I wound up at this event when I received an invite to review Joey's new book "The Torah of Music" and attend this event marking its release. The sweetener was the copy of the latest Hadar Ensemble album "By The Waters of Babylon", which includes "Shochein Ad", a tune that I've been singing/playing since I first heard it. In fact, I wound up singing an acapella Bar Mitzvah in the city, and when the cantor broke into this melody, I was the only one in the "frum" group who knew it. The entire congregation, on the other hand, joined along immediately.

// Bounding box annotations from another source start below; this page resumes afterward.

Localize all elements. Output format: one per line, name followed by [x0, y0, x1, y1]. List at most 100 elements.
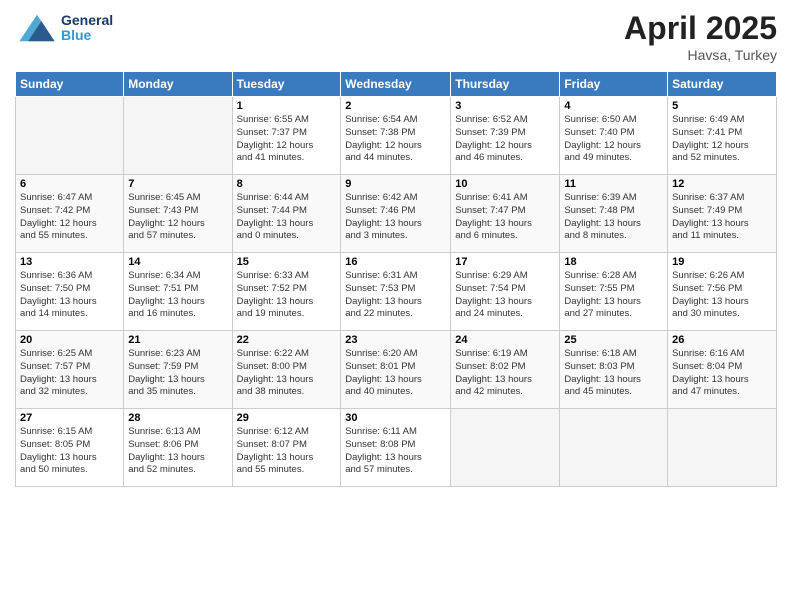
day-number: 27	[20, 412, 119, 424]
day-info: Sunrise: 6:50 AMSunset: 7:40 PMDaylight:…	[564, 114, 663, 165]
day-cell: 23 Sunrise: 6:20 AMSunset: 8:01 PMDayligh…	[341, 331, 451, 409]
day-info: Sunrise: 6:45 AMSunset: 7:43 PMDaylight:…	[128, 192, 227, 243]
weekday-header-sunday: Sunday	[16, 72, 124, 97]
day-info: Sunrise: 6:19 AMSunset: 8:02 PMDaylight:…	[455, 348, 555, 399]
logo: General Blue	[15, 10, 113, 46]
day-cell: 5 Sunrise: 6:49 AMSunset: 7:41 PMDaylight…	[668, 97, 777, 175]
day-number: 28	[128, 412, 227, 424]
day-cell: 18 Sunrise: 6:28 AMSunset: 7:55 PMDayligh…	[560, 253, 668, 331]
day-cell: 19 Sunrise: 6:26 AMSunset: 7:56 PMDayligh…	[668, 253, 777, 331]
day-number: 17	[455, 256, 555, 268]
day-cell: 11Sunrise: 6:39 AMSunset: 7:48 PMDayligh…	[560, 175, 668, 253]
day-number: 9	[345, 178, 446, 190]
day-cell	[124, 97, 232, 175]
day-info: Sunrise: 6:52 AMSunset: 7:39 PMDaylight:…	[455, 114, 555, 165]
week-row-1: 1 Sunrise: 6:55 AMSunset: 7:37 PMDaylight…	[16, 97, 777, 175]
day-number: 5	[672, 100, 772, 112]
day-cell: 28 Sunrise: 6:13 AMSunset: 8:06 PMDayligh…	[124, 409, 232, 487]
day-info: Sunrise: 6:15 AMSunset: 8:05 PMDaylight:…	[20, 426, 119, 477]
day-number: 22	[237, 334, 337, 346]
day-info: Sunrise: 6:16 AMSunset: 8:04 PMDaylight:…	[672, 348, 772, 399]
weekday-header-thursday: Thursday	[451, 72, 560, 97]
day-number: 26	[672, 334, 772, 346]
day-number: 20	[20, 334, 119, 346]
day-cell: 14 Sunrise: 6:34 AMSunset: 7:51 PMDayligh…	[124, 253, 232, 331]
logo-general: General	[61, 13, 113, 28]
day-cell: 8 Sunrise: 6:44 AMSunset: 7:44 PMDaylight…	[232, 175, 341, 253]
day-number: 16	[345, 256, 446, 268]
day-cell: 6 Sunrise: 6:47 AMSunset: 7:42 PMDaylight…	[16, 175, 124, 253]
day-cell: 1 Sunrise: 6:55 AMSunset: 7:37 PMDaylight…	[232, 97, 341, 175]
day-number: 24	[455, 334, 555, 346]
week-row-3: 13Sunrise: 6:36 AMSunset: 7:50 PMDayligh…	[16, 253, 777, 331]
day-cell: 7 Sunrise: 6:45 AMSunset: 7:43 PMDaylight…	[124, 175, 232, 253]
day-number: 23	[345, 334, 446, 346]
title-location: Havsa, Turkey	[624, 47, 777, 63]
day-cell: 26 Sunrise: 6:16 AMSunset: 8:04 PMDayligh…	[668, 331, 777, 409]
day-number: 29	[237, 412, 337, 424]
day-number: 15	[237, 256, 337, 268]
day-cell: 15 Sunrise: 6:33 AMSunset: 7:52 PMDayligh…	[232, 253, 341, 331]
day-info: Sunrise: 6:13 AMSunset: 8:06 PMDaylight:…	[128, 426, 227, 477]
day-number: 18	[564, 256, 663, 268]
day-info: Sunrise: 6:55 AMSunset: 7:37 PMDaylight:…	[237, 114, 337, 165]
weekday-header-tuesday: Tuesday	[232, 72, 341, 97]
calendar-table: SundayMondayTuesdayWednesdayThursdayFrid…	[15, 71, 777, 487]
week-row-4: 20Sunrise: 6:25 AMSunset: 7:57 PMDayligh…	[16, 331, 777, 409]
day-info: Sunrise: 6:22 AMSunset: 8:00 PMDaylight:…	[237, 348, 337, 399]
day-number: 6	[20, 178, 119, 190]
day-info: Sunrise: 6:23 AMSunset: 7:59 PMDaylight:…	[128, 348, 227, 399]
logo-icon	[15, 10, 59, 46]
day-number: 19	[672, 256, 772, 268]
day-number: 2	[345, 100, 446, 112]
day-info: Sunrise: 6:42 AMSunset: 7:46 PMDaylight:…	[345, 192, 446, 243]
title-month: April 2025	[624, 10, 777, 47]
day-cell: 22 Sunrise: 6:22 AMSunset: 8:00 PMDayligh…	[232, 331, 341, 409]
day-number: 7	[128, 178, 227, 190]
day-number: 8	[237, 178, 337, 190]
day-info: Sunrise: 6:49 AMSunset: 7:41 PMDaylight:…	[672, 114, 772, 165]
day-cell: 9 Sunrise: 6:42 AMSunset: 7:46 PMDaylight…	[341, 175, 451, 253]
day-info: Sunrise: 6:18 AMSunset: 8:03 PMDaylight:…	[564, 348, 663, 399]
day-number: 10	[455, 178, 555, 190]
day-number: 25	[564, 334, 663, 346]
day-number: 21	[128, 334, 227, 346]
logo-text: General Blue	[61, 13, 113, 44]
day-info: Sunrise: 6:28 AMSunset: 7:55 PMDaylight:…	[564, 270, 663, 321]
day-info: Sunrise: 6:20 AMSunset: 8:01 PMDaylight:…	[345, 348, 446, 399]
day-info: Sunrise: 6:34 AMSunset: 7:51 PMDaylight:…	[128, 270, 227, 321]
day-info: Sunrise: 6:54 AMSunset: 7:38 PMDaylight:…	[345, 114, 446, 165]
day-cell: 4Sunrise: 6:50 AMSunset: 7:40 PMDaylight…	[560, 97, 668, 175]
day-info: Sunrise: 6:33 AMSunset: 7:52 PMDaylight:…	[237, 270, 337, 321]
weekday-header-saturday: Saturday	[668, 72, 777, 97]
day-number: 14	[128, 256, 227, 268]
day-cell: 21 Sunrise: 6:23 AMSunset: 7:59 PMDayligh…	[124, 331, 232, 409]
day-info: Sunrise: 6:41 AMSunset: 7:47 PMDaylight:…	[455, 192, 555, 243]
weekday-header-monday: Monday	[124, 72, 232, 97]
day-cell: 27 Sunrise: 6:15 AMSunset: 8:05 PMDayligh…	[16, 409, 124, 487]
day-number: 3	[455, 100, 555, 112]
day-cell: 10 Sunrise: 6:41 AMSunset: 7:47 PMDayligh…	[451, 175, 560, 253]
day-number: 11	[564, 178, 663, 190]
day-info: Sunrise: 6:44 AMSunset: 7:44 PMDaylight:…	[237, 192, 337, 243]
weekday-header-wednesday: Wednesday	[341, 72, 451, 97]
day-info: Sunrise: 6:47 AMSunset: 7:42 PMDaylight:…	[20, 192, 119, 243]
day-number: 12	[672, 178, 772, 190]
day-cell: 17Sunrise: 6:29 AMSunset: 7:54 PMDayligh…	[451, 253, 560, 331]
day-cell: 16Sunrise: 6:31 AMSunset: 7:53 PMDayligh…	[341, 253, 451, 331]
week-row-5: 27 Sunrise: 6:15 AMSunset: 8:05 PMDayligh…	[16, 409, 777, 487]
day-info: Sunrise: 6:26 AMSunset: 7:56 PMDaylight:…	[672, 270, 772, 321]
day-cell: 25 Sunrise: 6:18 AMSunset: 8:03 PMDayligh…	[560, 331, 668, 409]
page: General Blue April 2025 Havsa, Turkey Su…	[0, 0, 792, 612]
day-number: 1	[237, 100, 337, 112]
day-cell: 2 Sunrise: 6:54 AMSunset: 7:38 PMDaylight…	[341, 97, 451, 175]
day-cell	[451, 409, 560, 487]
day-cell: 24 Sunrise: 6:19 AMSunset: 8:02 PMDayligh…	[451, 331, 560, 409]
day-cell: 12 Sunrise: 6:37 AMSunset: 7:49 PMDayligh…	[668, 175, 777, 253]
day-number: 30	[345, 412, 446, 424]
day-number: 13	[20, 256, 119, 268]
day-info: Sunrise: 6:12 AMSunset: 8:07 PMDaylight:…	[237, 426, 337, 477]
header: General Blue April 2025 Havsa, Turkey	[15, 10, 777, 63]
day-info: Sunrise: 6:37 AMSunset: 7:49 PMDaylight:…	[672, 192, 772, 243]
day-cell: 29 Sunrise: 6:12 AMSunset: 8:07 PMDayligh…	[232, 409, 341, 487]
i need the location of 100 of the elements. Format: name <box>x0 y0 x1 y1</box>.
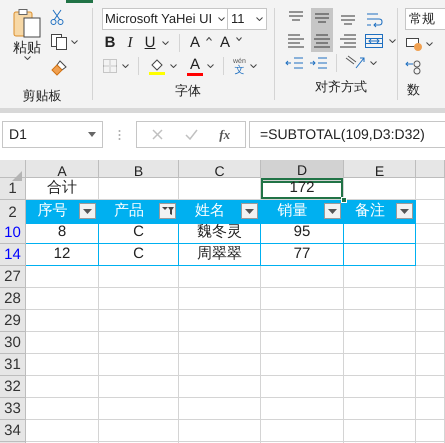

A little about the music. I mentioned that it wasn't klezmer. However, it is deeply Jewish. I'd describe it as American Jewish music, deeply rooted in Jewish and American folk traditions. If Stephen Foster wrote Jewish music, it might have sounded like this. Bits of Americana, Chassidus, and even some slight Carlebach influences blend together in an organic new yet mature sound that sounds much older than it is. The albums -- this is the sixth in the series -- are all recorded live in an old shul in Brooklyn where Joey served as Baal Tefilah for seven years. Buy the album to support the artist, but then watch the album on YouTube to see how involved everyone is as these tracks were laid down. Highlights include the afore-mentioned "Shochein Ad" which begins with a beautiful vocal taksim by Rabbi Yosef Goldman. I'm also partial to "Keil Adon" which features Deborah Saks Mintz, as well as Yigdal, which in Joey's setting is a six-minute-plus Americana-infused melody that really gets at the meaning of the words. In general, Joey's songs do that, and if there weren't words repeated in the song, I'd be using "Shochen Ad" in my shul. The whole album is excellent and well worth getting. It's worth checking out the earlier ones as well. Amazon has the album here:
Which brings me to the book... As with his recordings, Joey seeks to empower the kahal to come along with him on his musical journey. The book is his attempt to do just that, sharing Torah thoughts about song, the power of music, the importance of listening, and more. Especially notable is that Joey includes a large open library of texts with translations -- roughly half the book -- so that the reader can join in the process of exploring what Judaism has to say about music and personally engage with them. The 179 texts range include pesukim from Tanach, quotes from Mishna, Gemara, and Midrash, to writings by Rishonim, Mystical and Halachik Writings, Chassidic Torah, and more.
Before getting to the open library though, Joey discusses the connection between music and prophecy, the power of music, the importance of silence, and perhaps most importantly, the importance of listening and of joining together through song. In a gentle self-effacing way, through use of sources and personal vignettes, Joey shares his understanding of and belief in the power of music. The book is a useful resource for anyone interested in the power of music and Judaism.
Amazon has the book here:
Joey's approach serves as a model that anyone interested in creating serious, deep Jewish music should be aware of and be inspired by. He unites intellect and emotion to create warm, deep, and friendly inclusive Jewish music, and that's something we can use a lot more of.